With the roll out of trans-national networks comes further creation of content and the subsequent increase in demand – build it and the digital citizen will come.
But what to make of all this new information and how do we protect it?  Data analysis is required to keep pace with the rate of growth of information streams and collection.  This enables novel forms of real time intelligence that only become possible from extremely large data volumes (think Facebook and Google).

But it is not all plain sailing.  Problems with creating the digital society include insufficient R & D; divergent answers to addressing online societal challenges; lack of skills; and, at the end of the spectrum, rising cybercrime and low consumer trust.
These problems are exacerbated by the growth of organisational information, multi-modal information, unstructured data, complexity and interoperability, and even external shocks, like the ongoing global financial crisis.

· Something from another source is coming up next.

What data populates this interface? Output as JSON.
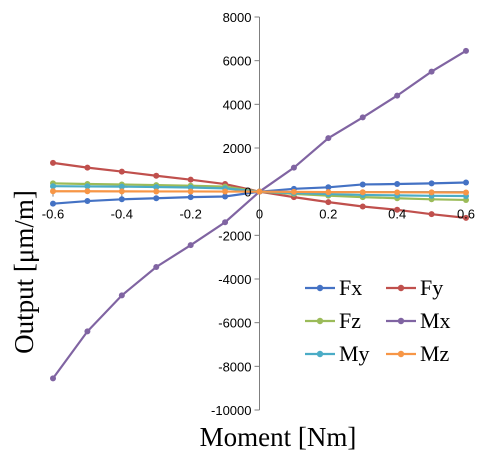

The business models of Facebook, Google and others rely on transacting (for profit) the data of their users.  Yet these users are unable to push these big players to use their personal data in accordance with data protection rules (think PCI DSS).

Innovators have been able to tap into data and add value beyond its original purposes through data analysis and the ability to reuse and exploit data resources created in one environment for other distant contexts.

Intelligent information management occurs from creating reactive algorithms, solid infrastructure and methodologies that scale extremely large data volumes in real time.

The modern digital citizen will have their life enhanced by having value created through data collection and analysis, but only if it respects their rights and privacy concerns.  Increased economic value of data resources can only occur through the creation of standards for validation, provenance, accountability, access and privacy control.  Self-regulation has not worked to date, meaning the current light-touch of government needs to be readdressed if the goal of the competent, safe and secure digital citizen is to be achieved.

The Internet is a global driver for positive developments and is a key driver in how different societal actors influence us.  The developments that occur, including the aggregation and analysis of data, are not subject to democratic decisions.  To govern the Internet requires global standards. The digital citizen must demand them.